The MIT Electric Aircraft Initiative is assessing and developing the potential for sustainable and silent electric aircraft.
The environmental performance of aviation has improved significantly in recent decades, but progress in both noise and emissions is becoming more difficult to achieve. Aviation is a particular challenge because the optimal altitude for flight corresponds to the most sensitive altitude of the atmosphere, especially when it come the creation of artificial line shaped clouds called contrails. These effects serve to magnify the impact of aviation CO2 emissions by around a factor of two.
In many environmental sensing and national security applications the objectives are similar — efficiency and silence are the goal. And if one imagines a future in which drones fill the skies over our cities, the importance of silence and low or no emissions becomes more apparent.
Looking to the longer-term future, we thus seek ways to eliminate or nearly eliminate direct emissions, and to significantly reduce aircraft noise (from drone to commercial aircraft scale).
We aim to find out if electric aircraft are the solution.
The MIT Electric Aircraft Initiative draws together efforts across MIT aimed at long-term research on electric aircraft. Participants come from:
- Department of Aeronautics and Astronautics
- Department of Electrical Engineering and Computer Science
- Lincoln Laboratory
Research spans fundamental propulsion technology development for small drones through to overall aircraft configuration assessment for all-electric commercial aircraft. The focus is on the very long term — technologies that could result in near-silent propulsion and low or no emissions. You can learn more about the overall research areas or read our publications.

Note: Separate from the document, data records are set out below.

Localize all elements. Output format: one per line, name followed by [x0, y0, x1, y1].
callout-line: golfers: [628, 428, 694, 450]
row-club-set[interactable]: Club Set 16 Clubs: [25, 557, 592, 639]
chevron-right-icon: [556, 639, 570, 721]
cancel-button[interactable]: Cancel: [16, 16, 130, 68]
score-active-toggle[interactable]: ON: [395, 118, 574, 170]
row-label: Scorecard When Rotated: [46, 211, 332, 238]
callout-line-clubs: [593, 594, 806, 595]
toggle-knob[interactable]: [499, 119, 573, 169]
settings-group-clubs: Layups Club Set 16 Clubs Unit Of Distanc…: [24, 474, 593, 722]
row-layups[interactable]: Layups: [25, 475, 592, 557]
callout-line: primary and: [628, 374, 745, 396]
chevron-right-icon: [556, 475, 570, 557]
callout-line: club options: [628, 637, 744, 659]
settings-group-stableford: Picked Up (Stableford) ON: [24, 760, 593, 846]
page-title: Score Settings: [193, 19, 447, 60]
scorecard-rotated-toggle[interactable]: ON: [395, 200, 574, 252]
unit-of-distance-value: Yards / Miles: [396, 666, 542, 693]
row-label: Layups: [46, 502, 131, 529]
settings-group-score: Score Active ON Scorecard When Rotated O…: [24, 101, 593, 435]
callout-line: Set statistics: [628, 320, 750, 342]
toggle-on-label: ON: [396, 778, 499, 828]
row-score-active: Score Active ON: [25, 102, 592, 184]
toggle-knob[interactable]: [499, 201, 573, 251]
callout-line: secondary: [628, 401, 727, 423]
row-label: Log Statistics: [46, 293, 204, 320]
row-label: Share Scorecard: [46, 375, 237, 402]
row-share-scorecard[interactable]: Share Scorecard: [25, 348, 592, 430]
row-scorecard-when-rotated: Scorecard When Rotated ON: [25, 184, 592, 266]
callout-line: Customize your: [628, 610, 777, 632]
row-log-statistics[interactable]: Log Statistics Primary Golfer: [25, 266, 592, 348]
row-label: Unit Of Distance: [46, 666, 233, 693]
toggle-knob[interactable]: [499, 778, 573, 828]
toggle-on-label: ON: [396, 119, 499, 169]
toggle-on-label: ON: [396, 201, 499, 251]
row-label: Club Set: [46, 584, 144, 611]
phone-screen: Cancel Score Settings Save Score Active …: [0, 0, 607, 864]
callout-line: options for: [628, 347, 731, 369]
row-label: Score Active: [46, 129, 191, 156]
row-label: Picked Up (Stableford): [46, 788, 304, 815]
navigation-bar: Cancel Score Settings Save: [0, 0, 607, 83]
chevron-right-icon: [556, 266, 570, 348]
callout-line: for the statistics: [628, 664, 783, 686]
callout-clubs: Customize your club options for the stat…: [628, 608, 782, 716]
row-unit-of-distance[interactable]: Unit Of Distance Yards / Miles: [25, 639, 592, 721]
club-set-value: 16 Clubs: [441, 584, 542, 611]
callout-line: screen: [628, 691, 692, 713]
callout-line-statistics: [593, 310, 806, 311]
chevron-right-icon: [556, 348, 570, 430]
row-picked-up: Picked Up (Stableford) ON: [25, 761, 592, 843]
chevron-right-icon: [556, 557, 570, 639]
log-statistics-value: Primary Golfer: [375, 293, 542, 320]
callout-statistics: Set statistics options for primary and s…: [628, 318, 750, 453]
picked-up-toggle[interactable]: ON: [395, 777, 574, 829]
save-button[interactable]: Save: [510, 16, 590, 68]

The initiative is being led by Prof. Steven Barrett from the MIT Department of Aeronautics and Astronautics, who directs the MIT Laboratory for Aviation and the Environment. The MIT Department of Electrical Engineering and Computer Science effort lead is Prof. David Perreault, who is group leader of the Power Electronics Research Group. The Lincoln Lab effort is led by Dr. Thomas Sebastian. The research team is drawn from groups and labs across these units.